Whereas a whole host of things may be required to reach this destination, perspective is certainly one of them. If I were to ask you to describe the one person in life for whom you have the greatest respect and with whom you have the greatest ease being around – the powerful combination of like and respect – you would likely come up with a list of adjectives describing the personality and way of being of someone who has gained a high degree of perspective in and on life. This person is easy, safe, and comfortable to be around because you trust they will not judge or over-react to a situation – they are anchors in the sea of life. You respect this person because they see the big picture, and don't get caught up or carried away with any single incident or circumstance – and they are consistent.

This is not to say these people lack passion or hold their beliefs and values as sacred as another, as much as they remain calm and perhaps assertive rather than volatile and aggressive – with the understanding that all people and all of our individual and sometimes divergent beliefs and values are united under a single umbrella called humanity, life, and the unknown. In essence, they're able to maintain themselves in this way because they maintain perspective – on themselves, on their counterparts, and on life. Mahatma Ghandi might be a fitting example of this.

Before we dive into perspective in the context of religious inclusiveness, let's take a look at another example in life where people might find perspective to gain mutual alignment and understanding. Take for example the "fans" (an abbreviation for fanatics) of different sports teams. Conflict, arguments, and passionate disputes occur all the time between two opposing sports fans.

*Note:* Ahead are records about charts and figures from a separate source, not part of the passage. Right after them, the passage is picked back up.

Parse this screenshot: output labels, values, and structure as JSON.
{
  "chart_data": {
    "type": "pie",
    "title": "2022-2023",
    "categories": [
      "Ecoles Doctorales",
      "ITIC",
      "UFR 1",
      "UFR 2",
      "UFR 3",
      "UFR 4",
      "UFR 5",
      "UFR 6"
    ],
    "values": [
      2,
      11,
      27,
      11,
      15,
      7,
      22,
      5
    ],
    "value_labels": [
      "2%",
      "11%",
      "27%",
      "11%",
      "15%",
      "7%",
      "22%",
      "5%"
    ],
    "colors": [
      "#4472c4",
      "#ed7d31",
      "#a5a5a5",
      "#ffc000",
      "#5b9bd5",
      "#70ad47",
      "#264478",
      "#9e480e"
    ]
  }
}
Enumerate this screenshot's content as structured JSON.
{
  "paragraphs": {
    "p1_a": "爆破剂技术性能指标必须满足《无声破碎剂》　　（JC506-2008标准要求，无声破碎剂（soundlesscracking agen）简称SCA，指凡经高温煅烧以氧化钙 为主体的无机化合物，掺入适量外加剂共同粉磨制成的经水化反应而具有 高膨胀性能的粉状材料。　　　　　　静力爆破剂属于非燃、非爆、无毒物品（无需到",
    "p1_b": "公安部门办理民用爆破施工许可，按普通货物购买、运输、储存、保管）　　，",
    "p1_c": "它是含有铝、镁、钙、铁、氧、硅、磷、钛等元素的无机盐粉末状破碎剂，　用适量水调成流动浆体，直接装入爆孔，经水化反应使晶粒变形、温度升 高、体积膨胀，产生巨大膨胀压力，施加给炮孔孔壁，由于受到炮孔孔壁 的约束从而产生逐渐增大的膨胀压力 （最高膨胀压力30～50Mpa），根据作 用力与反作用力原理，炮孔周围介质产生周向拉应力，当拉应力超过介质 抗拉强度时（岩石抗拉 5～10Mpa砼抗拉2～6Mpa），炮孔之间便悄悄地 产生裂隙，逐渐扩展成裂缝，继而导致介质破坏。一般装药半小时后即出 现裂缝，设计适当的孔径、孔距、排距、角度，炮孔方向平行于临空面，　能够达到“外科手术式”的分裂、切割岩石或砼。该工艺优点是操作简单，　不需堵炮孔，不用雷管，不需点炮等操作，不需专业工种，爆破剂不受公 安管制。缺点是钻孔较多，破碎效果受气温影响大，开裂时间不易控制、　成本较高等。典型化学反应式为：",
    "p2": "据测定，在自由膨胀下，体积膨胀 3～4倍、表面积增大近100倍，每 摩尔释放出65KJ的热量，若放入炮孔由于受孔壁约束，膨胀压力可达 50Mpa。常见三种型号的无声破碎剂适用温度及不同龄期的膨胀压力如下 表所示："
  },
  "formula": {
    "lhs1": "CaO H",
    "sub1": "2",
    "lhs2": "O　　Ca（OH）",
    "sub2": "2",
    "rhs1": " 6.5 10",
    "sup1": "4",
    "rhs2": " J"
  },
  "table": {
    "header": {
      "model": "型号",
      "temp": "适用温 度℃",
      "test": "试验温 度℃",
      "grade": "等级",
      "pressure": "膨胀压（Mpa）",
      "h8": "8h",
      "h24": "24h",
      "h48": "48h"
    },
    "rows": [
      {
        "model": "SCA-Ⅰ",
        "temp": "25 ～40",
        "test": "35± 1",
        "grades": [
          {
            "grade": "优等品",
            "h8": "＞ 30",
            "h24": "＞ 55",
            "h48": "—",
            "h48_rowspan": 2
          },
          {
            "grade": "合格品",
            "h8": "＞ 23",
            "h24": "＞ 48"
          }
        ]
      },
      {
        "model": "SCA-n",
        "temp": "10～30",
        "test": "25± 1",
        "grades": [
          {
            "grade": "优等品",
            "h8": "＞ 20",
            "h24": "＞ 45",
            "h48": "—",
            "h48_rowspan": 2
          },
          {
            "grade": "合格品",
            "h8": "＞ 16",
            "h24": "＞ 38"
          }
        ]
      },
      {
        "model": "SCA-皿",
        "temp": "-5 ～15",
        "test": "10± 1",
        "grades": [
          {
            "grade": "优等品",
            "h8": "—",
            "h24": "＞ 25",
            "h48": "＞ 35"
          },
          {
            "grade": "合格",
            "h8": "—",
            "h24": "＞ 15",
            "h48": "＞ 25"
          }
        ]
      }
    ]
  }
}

So long as the two parties are focusing merely on the two teams, there's truly no end to the debate. However, should they both take a step back and agree that they both love the game, we have an opening for inclusiveness and alignment between the two.

Taken a step further back, they might also agree that they love sports, and once in they are engaging in this new space of mutuality and alignment around a broader topic, they might discover that both of their children play sports. Soon, the conversation may turn to how much they both love their children and families… and onward and upward the conversation goes. From this perspective, mutual respect and other such things that are required to find resolve and reconciliation begin to open up, and a new space is created to revisit the conversation around duelling sports teams. To bring the sports metaphor home, let's take a look at the individual sports fan. You have a guy who sits on the edge of his couch and anxiously anticipates each play. He screams wildly with either excitement or angst with every pitch, throw, or kick of the ball. But that single play is merely part of a game; and that game is merely part of a series; and that series is merely part of a season; and that season is merely part of a sport; and that sport is merely part of all athletics; and athletics is merely part of a culture; and that culture is merely part of a society; and that society is merely part of nation; and that nation is merely part humanity; and humanity is merely part of a galaxy; and that galaxy is merely part of a universe….

With sufficient perspective, one begins to see and experience that a play in a game does not equal… much at all. But we tend to lose perspective – rather easily I might add. But in doing so, we are also losing the opening for respect from others and the ease in which others can be around us. This is the inherent trade-off in holding onto micro-truths that run incongruent with the whole. In disputes over religious differences, sometimes the only perspective that can be mutually agreeable is that we are all human beings designed by our Creator.